The IEA report itself points out that locking in gas over the long-term is going to fail climate goals. So there needs to be more emphasis on other ways to reduce coal use in all energy sectors. The IPCC’s report on pathways to 1.5°C states that, “[s]ince the electricity sector is completely decarbonized by mid-century in 1.5°C pathways, electrification is the primary means to decarbonize energy end-use sectors.” In other words, a genuine decarbonization strategy will entail eliminating fossil fuels from the power sector while electrifying other energy sectors so that eventually the maximum possible proportion of energy is supplied by a combination of clean energy resources generating electricity.

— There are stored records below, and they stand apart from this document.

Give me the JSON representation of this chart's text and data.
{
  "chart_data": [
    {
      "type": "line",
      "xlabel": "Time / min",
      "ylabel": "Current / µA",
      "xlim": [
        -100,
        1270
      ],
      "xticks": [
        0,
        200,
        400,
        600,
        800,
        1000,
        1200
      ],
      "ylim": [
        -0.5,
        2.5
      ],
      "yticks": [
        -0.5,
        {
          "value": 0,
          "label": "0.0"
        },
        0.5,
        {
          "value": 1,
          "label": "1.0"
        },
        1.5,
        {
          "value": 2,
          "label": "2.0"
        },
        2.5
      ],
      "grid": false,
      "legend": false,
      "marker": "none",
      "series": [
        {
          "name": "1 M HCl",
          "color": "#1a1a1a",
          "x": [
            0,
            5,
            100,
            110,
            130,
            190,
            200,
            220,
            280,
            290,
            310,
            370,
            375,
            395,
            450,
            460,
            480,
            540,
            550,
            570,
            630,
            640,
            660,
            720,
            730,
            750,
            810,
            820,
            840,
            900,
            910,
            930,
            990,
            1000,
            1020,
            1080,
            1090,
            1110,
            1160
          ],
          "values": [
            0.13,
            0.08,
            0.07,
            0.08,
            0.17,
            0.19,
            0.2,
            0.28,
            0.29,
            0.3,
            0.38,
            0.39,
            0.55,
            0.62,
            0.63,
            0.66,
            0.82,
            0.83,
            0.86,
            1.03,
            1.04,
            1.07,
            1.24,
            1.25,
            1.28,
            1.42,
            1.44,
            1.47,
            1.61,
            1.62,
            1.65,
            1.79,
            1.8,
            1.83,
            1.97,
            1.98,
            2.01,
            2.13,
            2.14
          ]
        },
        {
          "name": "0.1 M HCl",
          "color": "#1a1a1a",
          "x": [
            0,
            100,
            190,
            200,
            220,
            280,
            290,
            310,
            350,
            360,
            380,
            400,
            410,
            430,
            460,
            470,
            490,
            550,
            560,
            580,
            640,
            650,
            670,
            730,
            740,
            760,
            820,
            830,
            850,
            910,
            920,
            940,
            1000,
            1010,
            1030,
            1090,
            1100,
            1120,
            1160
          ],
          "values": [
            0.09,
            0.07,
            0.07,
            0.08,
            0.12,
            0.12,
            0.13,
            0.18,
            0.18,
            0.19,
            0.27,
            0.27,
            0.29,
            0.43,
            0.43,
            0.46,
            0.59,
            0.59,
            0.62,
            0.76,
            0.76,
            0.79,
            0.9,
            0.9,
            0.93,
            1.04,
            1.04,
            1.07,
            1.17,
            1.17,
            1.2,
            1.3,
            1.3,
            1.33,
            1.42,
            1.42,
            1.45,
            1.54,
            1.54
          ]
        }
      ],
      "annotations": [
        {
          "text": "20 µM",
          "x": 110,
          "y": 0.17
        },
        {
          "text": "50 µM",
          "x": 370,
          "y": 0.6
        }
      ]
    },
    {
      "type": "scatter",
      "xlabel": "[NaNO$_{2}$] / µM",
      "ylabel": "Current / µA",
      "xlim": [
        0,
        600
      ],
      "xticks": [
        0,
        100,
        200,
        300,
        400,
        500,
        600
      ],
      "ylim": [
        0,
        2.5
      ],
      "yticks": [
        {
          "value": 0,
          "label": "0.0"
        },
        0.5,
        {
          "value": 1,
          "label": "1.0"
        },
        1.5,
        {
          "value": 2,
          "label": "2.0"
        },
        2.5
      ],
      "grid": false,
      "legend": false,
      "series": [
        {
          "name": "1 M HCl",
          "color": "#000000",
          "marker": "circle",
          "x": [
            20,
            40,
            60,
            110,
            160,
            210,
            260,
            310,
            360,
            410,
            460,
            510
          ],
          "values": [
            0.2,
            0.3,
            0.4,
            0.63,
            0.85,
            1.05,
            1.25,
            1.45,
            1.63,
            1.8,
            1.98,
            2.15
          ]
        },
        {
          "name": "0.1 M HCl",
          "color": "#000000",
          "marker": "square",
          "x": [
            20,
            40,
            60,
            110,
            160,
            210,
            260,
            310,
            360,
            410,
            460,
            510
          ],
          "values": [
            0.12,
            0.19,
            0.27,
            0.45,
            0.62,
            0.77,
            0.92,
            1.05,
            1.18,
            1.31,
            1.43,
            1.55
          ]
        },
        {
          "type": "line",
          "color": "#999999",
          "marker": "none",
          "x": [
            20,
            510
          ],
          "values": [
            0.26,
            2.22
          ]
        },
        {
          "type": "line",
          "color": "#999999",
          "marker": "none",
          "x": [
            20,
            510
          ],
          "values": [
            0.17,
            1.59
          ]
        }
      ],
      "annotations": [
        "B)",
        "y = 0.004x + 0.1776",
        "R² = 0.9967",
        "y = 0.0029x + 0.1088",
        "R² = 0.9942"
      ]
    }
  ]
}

There is no doubt that this is a tall order, and that there are difficult to decarbonize processes that cannot be easily converted to electricity. But investments must start today in genuine decarbonization. The first place to start is not fuel switching, but efficiency. Reducing the energy intensity of industrial processes can save money and energy with fast paybacks.
When it comes to difficult to decarbonize industrial processes, innovations in efficiency and fuel switching have to be made. The IEA report hints at the use of hydrogen for example and suggests that building out gas infrastructure today could smooth the path to future use of this gas. Manufacturing hydrogen from renewable energy is technically doable although currently very expensive. Costs may well come down with the scale of deployment, and that scale is potentially huge.
Bloomberg New Energy Finance (BNEF) recently calculated that meeting projected demand for hydrogen in 2050 with renewables will require roughly nine times the amount of wind and solar capacity installed globally in 2018 (see slide below). It is not impossible. But it does mean that the pace of renewable energy investment must greatly accelerate.
Therefore, rather than citing hydrogen as a Trojan horse for building out fossil gas infrastructure, the IEA should recognize that it is renewable energy infrastructure that should be urgently built out for a transition to hydrogen to take place.
In other words, true decarbonization will require a massive increase in renewable energy, far greater than we have seen yet, despite impressive recent progress. Achieving that is not facilitated by locking in gas production and its associated infrastructure.
If the IEA intends to facilitate the transition to a zero carbon energy system, it should cease advocating a further entrenching of the incumbent fossil fuel system, and advocate for maximum investment in efficiency and the clean energy infrastructure that it will clearly require.
This blog is part 3 of a three part series.